Tarkan Yavaş ve Altuğ Berker'in, sadece vakıf hakkındaki ithamlara cevap verdikleri için gözaltına alınmaları, kendilerine karşı medyada sürdürülen kampanyaya karşı bile BAV yetkililerine, hiçbir cevap hakkı tanınmadığını göstermektedir. Bu kaygı verici uygulamaların, BAV hakkında yürütülen soruşturma sonunda haklarında dava açılan tüm sanıklara "sakın siz de hakkınızdaki suçlamalara cevap vermeyin, yoksa gözaltına alınırsınız" mesaji vermek için yapıldığı düşünülmektedir. Ve ne yazık ki tüm bu gelişmeler, Bilim Araştırma Vakfı'na yönelik hukukdışı ve siyasi amaçlı bir komplo yürütüldüğü yönündeki iddiaları doğrulamaktadır.
Henüz daha soruşturma yürütülürken İçişleri Bakanı Sadettin Tantan'ın, bunların Apo'dan daha tehlikeli olduğuna ilişkin sözlerinin yanısıra İstanbul Emniyet Müdürü Hasan Özdemir'in de kamuoyunu bu insanlardan şikayetçi olmaya çağırması, o günlerde birçok kişi tarafından gözaltına alındıktan sonra suç üretme çabaları olarak değerlendirilmiş ve soruşturmada hukukun ne ölçüde gözetildiğinden yana duyulan endişeleri artırmıştır. Öyle anlaşılıyor ku bu süreç hala devam etmektedir ve "her ne olursa olsun, BAV mensuplarının sindirilmesi veya yok edilmesi" amaçlanmaktadır.
MAZLUMDER, kimsenin hukuk karşısında ayrıcalıklı olmadığına ve olmayacağına inanmaktadır. Ancak herkesin; kişi özgürlüğü ve güvenliği başta olmak üzere adil yargılanma hakkı, düşünce özgürlüğü, örgütlenme özgürlüğü gibi temel hak ve özgürlüklerden ayrımsız yararlanma hakkına da sahip olduğunu ve devletin de herkesin tüm hak ve özgürlüklerini güvence altına almaktan sorumlu olduğunu bir kez daha hatırlatma ihtiyacı duymaktadır.

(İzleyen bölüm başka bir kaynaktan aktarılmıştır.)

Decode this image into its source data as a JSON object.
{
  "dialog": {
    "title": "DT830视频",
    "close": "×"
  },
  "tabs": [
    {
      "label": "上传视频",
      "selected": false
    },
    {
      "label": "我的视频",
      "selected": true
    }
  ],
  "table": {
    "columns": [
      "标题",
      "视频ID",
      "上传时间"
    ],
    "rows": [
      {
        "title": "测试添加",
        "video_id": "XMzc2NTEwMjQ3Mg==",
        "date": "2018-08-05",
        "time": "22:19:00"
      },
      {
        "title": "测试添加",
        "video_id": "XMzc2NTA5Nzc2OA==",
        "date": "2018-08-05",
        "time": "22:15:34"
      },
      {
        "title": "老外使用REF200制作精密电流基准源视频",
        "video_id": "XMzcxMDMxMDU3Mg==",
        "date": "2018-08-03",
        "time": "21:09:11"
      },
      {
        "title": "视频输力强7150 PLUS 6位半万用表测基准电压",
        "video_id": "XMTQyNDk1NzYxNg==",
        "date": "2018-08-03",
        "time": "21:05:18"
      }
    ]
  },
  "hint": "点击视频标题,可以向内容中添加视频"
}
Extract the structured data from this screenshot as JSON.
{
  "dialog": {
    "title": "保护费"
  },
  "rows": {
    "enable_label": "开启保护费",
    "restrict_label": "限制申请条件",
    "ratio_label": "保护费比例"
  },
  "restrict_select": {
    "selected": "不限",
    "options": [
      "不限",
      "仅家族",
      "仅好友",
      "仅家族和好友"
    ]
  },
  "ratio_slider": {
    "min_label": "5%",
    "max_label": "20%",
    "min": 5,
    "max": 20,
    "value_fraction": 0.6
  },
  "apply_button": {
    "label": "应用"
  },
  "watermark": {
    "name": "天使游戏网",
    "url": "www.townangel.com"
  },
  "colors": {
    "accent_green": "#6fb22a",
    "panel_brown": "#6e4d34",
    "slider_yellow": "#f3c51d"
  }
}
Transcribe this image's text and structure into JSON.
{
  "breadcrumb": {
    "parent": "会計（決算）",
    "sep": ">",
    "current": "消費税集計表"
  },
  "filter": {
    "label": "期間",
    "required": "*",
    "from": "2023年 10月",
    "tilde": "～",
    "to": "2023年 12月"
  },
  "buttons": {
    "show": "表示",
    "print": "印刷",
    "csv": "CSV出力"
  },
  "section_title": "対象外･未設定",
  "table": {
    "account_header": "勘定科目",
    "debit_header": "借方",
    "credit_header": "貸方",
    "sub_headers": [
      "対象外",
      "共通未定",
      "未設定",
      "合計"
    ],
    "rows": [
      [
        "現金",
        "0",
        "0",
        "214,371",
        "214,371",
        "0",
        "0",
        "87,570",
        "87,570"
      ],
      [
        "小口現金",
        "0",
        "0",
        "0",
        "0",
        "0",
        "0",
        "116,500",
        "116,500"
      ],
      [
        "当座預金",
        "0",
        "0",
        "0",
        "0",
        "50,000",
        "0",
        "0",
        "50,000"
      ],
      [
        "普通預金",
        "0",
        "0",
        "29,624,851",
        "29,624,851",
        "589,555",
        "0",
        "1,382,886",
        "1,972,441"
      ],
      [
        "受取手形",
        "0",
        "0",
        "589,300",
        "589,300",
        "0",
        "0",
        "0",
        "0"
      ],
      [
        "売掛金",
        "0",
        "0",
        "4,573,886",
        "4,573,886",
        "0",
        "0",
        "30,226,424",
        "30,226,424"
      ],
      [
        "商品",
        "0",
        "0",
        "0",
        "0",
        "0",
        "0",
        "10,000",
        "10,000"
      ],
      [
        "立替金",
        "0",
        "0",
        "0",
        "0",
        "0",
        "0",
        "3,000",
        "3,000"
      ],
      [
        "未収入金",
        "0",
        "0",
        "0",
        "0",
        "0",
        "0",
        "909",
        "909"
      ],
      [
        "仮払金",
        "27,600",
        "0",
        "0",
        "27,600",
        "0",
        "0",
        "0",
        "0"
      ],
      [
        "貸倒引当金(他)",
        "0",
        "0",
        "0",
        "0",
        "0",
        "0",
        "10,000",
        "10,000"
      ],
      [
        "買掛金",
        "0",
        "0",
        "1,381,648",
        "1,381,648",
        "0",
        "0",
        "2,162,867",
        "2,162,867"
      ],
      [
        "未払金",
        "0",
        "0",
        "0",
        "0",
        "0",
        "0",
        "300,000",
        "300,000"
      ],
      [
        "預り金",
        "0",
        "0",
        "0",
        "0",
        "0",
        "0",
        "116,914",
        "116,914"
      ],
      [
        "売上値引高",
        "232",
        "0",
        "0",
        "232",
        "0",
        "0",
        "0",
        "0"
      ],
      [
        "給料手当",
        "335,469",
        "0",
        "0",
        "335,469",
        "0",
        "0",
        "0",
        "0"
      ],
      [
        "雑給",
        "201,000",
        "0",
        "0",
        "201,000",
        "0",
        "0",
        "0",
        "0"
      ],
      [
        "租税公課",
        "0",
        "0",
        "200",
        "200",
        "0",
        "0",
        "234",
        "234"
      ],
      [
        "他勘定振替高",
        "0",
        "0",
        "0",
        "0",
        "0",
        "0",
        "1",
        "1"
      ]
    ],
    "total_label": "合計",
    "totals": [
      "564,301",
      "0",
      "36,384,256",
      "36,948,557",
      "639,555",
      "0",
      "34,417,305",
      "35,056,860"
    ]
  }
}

Bu nedenle MAZLUMDER, yargıya intikal ettirilmiş olmasına rağmen hala hukukdışı ve hatta yasadışı uygulamalara sık sık tanık olduğumuz BAV soruşturmasında insan haklarına ve hukuka aykırılığı açık olan birtakım uygulamaların artık son bulması için ilgi ve duyarlılığınızı beklemektedir.